ON THE ROCKS: The KGB Bar Fiction Anthology
A tiny East Village tenement room that used to be a meeting place for Ukrainian socialists, KGB Bar launched a reading series in 1994 that has become a beloved fixture of the New York literary scene. This third anthology (after KGB Bar Reader and the KGB Bar Book of Poems) focuses exclusively on fiction. Edited by Donner, literary director of the KGB Sunday Fiction Series, it features both veterans and ingenues, including such talents as Jonathan Lethem, Mary Gaitskill and Ben Marcus. Joyce Carol Oates's "In Hiding" depicts an isolated poet who begins corresponding with a talented admirer in a Kansas penitentiary. "The Witch," by Francine Prose, is a genre-bending tale about a woman in a problematic relationship who uses her mysterious gifts to draw the attention of a potential rescuer.
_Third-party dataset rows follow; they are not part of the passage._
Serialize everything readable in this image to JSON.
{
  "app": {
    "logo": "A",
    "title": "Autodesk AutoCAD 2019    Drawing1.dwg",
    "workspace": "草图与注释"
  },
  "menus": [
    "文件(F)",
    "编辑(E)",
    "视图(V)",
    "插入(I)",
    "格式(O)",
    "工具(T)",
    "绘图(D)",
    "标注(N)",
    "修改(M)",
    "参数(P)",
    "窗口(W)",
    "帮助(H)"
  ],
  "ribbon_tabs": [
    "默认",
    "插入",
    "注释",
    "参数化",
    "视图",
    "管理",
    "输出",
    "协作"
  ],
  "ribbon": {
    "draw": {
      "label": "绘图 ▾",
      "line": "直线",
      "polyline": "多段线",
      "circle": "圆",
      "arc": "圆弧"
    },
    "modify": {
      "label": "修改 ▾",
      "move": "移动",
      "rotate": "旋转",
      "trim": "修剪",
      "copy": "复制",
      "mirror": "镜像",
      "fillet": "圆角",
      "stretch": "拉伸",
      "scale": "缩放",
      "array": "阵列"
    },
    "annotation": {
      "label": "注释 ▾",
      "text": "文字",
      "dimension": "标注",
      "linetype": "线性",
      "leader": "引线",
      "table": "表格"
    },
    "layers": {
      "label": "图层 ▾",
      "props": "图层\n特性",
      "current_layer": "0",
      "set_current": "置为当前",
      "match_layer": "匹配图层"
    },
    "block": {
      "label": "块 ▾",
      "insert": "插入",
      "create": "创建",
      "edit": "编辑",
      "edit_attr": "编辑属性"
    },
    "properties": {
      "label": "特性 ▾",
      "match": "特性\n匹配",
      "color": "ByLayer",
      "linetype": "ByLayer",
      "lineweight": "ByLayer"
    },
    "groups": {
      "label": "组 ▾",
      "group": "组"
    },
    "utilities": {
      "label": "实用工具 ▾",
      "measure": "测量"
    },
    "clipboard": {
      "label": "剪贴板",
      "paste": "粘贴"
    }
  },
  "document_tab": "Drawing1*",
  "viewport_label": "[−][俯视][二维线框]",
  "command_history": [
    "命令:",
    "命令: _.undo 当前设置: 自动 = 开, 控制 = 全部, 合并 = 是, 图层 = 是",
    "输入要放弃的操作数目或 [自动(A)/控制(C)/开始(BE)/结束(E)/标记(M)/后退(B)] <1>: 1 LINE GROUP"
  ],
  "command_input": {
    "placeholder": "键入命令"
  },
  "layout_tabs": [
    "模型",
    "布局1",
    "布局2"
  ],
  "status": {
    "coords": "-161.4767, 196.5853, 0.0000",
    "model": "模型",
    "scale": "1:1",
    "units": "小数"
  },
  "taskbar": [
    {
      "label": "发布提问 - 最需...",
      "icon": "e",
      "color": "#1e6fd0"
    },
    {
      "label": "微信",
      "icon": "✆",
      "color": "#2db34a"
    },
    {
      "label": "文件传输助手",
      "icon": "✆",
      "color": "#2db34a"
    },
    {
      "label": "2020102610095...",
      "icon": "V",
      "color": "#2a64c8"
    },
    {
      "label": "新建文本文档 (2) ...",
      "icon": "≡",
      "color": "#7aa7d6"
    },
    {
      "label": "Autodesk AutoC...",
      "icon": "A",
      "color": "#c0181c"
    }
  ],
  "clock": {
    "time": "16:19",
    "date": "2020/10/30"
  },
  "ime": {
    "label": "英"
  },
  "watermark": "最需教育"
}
Peter Ho Davies's virtuosic "What You Know" is about a writing teacher who decides to change his methods after one of his students becomes a murderer. A young Brooklyn mother's anxiety begins to control her life when her child falls down a flight of stairs in Dani Shapiro's "Plane Crash Theory." United only by their uniformly high level of originality and artistry, these innovative stories make for a top-flight anthology, a treat for anyone who wants to sample the best in contemporary fiction. (Nov. 1)
Forecast:Competition among short story anthologies can be brutal, but the KGB collection should hold its own, particularly if booksellers display it cover out, so that the photograph of the bar's endearingly gritty front door shows.